In severe initial cases it may be appropriate to continue treatment with antivirals for up to 10 days.
Subsequent therapy
For subsequent infections the recommended treatment has usually been for five days:
- valaciclovir 500 mg twice a day for five days
- famciclovir 125 mg twice a day for five days.
There are a number of alternative short-course regimens that are considered to be equally effective:
- famciclovir 500 mg single dose then 250 mg 12-hourly for three doses
- famciclovir 1000 mg twice a day for one day
- valaciclovir 500 mg twice a day for three days.
Immunocompromised patients require higher doses to treat herpes, for example valaciclovir 500 mg twice a day for seven days.
Suppressive therapy
For recurrent infections the decision to use suppressive therapy is dependent on their frequency and severity, as well as the psychological impact of the recurrences. Suppressive therapy reduces the frequency of recurrences by 70–80%. The options are:
- valaciclovir 500 mg daily for 6–12 months, then trial off
- famciclovir 250 mg twice a day for 6–12 months, then trial off.

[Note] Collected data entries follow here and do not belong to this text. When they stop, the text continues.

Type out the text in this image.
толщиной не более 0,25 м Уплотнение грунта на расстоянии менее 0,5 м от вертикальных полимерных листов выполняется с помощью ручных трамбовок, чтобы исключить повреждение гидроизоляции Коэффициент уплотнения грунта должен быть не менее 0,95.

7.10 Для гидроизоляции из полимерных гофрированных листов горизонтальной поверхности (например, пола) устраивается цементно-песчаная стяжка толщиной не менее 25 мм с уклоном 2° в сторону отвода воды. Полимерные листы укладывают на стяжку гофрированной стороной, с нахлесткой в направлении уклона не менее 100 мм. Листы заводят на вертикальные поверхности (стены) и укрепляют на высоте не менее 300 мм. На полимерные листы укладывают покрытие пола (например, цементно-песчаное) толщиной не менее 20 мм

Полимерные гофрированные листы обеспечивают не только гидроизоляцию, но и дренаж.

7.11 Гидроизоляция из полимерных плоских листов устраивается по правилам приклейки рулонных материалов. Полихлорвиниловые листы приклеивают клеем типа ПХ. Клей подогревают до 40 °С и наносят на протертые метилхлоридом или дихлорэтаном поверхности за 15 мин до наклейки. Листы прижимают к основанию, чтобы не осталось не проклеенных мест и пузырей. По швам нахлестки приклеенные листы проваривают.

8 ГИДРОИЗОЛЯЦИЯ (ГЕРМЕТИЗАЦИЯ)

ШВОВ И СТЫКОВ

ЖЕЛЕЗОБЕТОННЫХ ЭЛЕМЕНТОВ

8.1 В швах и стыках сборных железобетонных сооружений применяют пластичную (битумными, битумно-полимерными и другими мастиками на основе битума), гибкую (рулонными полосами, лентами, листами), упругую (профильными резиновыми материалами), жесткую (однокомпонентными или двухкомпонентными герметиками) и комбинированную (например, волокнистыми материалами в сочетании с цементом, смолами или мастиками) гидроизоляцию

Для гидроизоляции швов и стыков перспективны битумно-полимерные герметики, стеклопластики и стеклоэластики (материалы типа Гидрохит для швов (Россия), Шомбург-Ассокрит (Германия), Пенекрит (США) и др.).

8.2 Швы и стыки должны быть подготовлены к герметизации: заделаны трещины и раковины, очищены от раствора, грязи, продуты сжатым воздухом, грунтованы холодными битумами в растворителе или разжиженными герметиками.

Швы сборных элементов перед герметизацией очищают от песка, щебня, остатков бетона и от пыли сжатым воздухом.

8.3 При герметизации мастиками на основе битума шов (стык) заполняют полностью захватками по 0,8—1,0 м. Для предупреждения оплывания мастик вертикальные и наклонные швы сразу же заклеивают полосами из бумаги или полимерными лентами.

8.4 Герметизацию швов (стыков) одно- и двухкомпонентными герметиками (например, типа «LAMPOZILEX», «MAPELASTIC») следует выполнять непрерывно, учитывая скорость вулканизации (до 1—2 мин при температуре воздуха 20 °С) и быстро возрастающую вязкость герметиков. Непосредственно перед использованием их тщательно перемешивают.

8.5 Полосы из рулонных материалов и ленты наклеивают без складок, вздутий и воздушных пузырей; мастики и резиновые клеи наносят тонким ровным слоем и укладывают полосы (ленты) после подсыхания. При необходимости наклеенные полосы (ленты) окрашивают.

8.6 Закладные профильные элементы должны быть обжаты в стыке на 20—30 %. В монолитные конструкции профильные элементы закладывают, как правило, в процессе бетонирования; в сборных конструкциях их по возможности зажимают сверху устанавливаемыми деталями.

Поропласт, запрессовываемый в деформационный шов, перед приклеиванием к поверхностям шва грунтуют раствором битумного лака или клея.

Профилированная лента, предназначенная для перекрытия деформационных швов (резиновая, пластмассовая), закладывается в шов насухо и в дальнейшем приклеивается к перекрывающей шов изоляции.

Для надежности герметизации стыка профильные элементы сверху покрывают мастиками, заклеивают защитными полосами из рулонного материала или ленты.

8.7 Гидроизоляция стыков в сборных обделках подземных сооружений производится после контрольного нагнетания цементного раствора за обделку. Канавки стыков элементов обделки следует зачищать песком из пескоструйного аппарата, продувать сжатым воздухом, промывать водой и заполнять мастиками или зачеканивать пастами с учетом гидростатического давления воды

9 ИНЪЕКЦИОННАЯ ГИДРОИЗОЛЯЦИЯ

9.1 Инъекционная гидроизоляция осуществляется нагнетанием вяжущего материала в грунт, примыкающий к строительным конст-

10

It is not uncommon for an early recurrence to happen soon after ceasing suppressive therapy. If frequent recurrences occur then restarting suppressive therapy is appropriate, with a further trial off treatment in the future.
Genital infections caused by herpes simplex virus 1 are usually associated with fewer recurrences. The frequency of recurrences with either strain of herpes simplex virus diminishes with time.